The leading catastrophe risk modellers have been furnishing their clients with projections for the potential impacts to the industry from hurricane Florence and according to various data sources the mean for wind insured losses appears to sit in the $3 billion to $3.5 billion range.
With hurricane Florence currently making landfall on the North Carolina coast as a weaker Category 1 storm, the projections of losses have been dropping steadily.
At one stage Florence was a monster Category 4 storm with 140 mph winds, but the slowing of the approach and land interaction mean the landfall is not expected to feature sustained winds much higher than 80 mph to 90 mph.
Meanwhile the storm surge forecast has also lessened, with 11 foot said to be the maximum now expected. However the surge will be wide-spread along the coast, so this will be damaging.
But it is still the inland flooding, plus damage caused by tropical storm winds in a rain-sodden region, that will likely drive the bulk of losses now.
The latest modeller update we’ve seen is from Corelogic who recently put the estimated wind and surge industry loss from Florence at $3 billion to $5 billion.
We’re told that fellow catastrophe risk modellers RMS and AIR both show projections where the mean loss, so middle of the risk curve and a 50% probability, from wind could sit at just above $3 billion to as much as $3.5 billion.
Of course these are just projections made using catastrophe risk models, based on simulations, old storm data, and layering on top fresh exposure information.
Hence they are unlikely to prove precisely accurate, but do provide valuable indicators to the marketplace of where (roughly) the eventual insurance, reinsurance and ILS market loss from hurricane Florence’s wind and storm surge could sit.

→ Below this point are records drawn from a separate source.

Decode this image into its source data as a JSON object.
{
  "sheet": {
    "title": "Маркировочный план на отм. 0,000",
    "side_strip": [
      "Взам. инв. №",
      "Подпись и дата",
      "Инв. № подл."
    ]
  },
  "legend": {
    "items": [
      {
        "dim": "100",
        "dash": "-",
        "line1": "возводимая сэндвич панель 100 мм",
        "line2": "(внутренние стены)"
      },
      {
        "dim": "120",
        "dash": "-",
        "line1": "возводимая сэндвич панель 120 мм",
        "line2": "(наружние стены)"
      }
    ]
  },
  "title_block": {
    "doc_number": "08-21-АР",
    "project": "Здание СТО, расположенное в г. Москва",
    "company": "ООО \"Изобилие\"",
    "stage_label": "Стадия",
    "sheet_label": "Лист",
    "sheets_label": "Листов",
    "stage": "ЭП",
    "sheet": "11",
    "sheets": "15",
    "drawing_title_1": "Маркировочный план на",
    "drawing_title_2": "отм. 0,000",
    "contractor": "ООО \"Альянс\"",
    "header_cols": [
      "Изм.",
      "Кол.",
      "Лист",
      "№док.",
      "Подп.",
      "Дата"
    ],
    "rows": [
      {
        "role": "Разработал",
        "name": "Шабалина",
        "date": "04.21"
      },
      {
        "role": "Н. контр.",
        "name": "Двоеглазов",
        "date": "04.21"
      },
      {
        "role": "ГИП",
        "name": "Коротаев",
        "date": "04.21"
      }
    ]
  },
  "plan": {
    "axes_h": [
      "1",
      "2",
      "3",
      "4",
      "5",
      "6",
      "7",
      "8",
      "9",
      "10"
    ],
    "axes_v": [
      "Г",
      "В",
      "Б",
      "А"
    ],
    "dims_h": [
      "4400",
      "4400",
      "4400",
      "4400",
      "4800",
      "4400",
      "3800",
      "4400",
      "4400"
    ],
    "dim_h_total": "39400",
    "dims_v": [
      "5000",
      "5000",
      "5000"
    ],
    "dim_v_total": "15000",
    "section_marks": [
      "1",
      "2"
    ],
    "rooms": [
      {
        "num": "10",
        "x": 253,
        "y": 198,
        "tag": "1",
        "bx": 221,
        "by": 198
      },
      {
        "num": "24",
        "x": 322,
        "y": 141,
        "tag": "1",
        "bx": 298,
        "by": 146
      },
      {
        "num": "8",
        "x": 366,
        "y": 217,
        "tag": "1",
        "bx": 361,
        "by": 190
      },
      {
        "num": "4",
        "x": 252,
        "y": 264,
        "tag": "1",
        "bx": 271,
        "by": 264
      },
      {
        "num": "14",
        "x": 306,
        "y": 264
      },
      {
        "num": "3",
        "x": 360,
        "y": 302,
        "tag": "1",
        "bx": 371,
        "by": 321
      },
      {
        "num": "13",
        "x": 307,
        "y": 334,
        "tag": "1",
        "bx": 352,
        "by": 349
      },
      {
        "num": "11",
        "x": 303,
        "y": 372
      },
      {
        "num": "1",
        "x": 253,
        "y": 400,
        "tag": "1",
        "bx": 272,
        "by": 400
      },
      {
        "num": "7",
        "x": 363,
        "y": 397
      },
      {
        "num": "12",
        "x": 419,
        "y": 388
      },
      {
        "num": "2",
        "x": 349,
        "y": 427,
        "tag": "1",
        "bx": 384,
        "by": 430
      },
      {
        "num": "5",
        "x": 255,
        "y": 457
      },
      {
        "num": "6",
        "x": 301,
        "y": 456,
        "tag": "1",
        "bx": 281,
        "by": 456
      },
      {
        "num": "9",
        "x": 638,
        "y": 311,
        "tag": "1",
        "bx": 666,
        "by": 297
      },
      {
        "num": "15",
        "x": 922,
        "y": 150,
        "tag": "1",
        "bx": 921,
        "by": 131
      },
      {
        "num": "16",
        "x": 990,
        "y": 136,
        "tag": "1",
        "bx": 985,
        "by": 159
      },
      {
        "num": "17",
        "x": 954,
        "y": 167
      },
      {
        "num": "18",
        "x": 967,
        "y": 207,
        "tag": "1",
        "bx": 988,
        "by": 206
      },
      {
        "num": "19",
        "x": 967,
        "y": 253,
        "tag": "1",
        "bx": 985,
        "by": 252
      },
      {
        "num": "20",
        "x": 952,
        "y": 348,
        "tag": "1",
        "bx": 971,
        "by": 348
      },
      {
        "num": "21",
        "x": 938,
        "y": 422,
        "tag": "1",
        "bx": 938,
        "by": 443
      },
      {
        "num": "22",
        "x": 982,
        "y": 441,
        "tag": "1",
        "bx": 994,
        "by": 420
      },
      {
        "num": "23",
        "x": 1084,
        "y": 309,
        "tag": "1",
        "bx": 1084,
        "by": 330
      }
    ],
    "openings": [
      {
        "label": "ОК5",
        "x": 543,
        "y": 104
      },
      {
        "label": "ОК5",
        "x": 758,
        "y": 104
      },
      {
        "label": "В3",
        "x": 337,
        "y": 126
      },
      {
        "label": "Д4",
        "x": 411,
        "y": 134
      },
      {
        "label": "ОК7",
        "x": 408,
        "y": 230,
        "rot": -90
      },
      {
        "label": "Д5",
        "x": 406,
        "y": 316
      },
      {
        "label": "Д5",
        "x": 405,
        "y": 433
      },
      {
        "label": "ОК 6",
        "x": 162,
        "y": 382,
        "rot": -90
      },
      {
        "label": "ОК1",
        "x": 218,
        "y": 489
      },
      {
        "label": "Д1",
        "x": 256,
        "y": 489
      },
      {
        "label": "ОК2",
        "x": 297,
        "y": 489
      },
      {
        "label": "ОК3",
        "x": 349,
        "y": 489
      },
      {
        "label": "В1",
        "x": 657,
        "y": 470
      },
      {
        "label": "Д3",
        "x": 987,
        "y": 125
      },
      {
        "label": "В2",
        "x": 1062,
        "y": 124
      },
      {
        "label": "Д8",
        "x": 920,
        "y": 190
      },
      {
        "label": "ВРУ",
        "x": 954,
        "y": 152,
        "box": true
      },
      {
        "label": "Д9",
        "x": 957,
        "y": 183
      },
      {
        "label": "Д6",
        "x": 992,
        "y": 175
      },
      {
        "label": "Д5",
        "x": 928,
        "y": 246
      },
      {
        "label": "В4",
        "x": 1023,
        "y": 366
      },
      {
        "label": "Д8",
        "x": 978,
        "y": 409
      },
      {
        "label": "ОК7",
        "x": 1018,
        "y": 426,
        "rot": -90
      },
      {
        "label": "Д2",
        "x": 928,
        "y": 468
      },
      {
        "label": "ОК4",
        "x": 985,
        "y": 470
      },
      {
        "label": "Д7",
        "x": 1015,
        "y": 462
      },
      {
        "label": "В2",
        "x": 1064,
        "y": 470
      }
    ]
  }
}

They don’t include any data for inland flood from the rainfall, and until Florence has passed through the region and the rainfall totals, plus river flood heights, are understood we won’t know how much flooding contributes to economic and industry losses.
However, if wind and surge combined proves to be sub-$5 billion even, the loss from the inland flooding could still near or exceed it, given the extreme totals being forecast.
Until Florence has passed it is impossible to predict the eventual exposure for the industry, but risk models give good direction and it’s clear the potential for industry losses has been reducing.
Important to note that these figures could be quite old now, so industry participants should contact their risk modelling firm representatives to gain fresh modelled projections for potential industry impacts.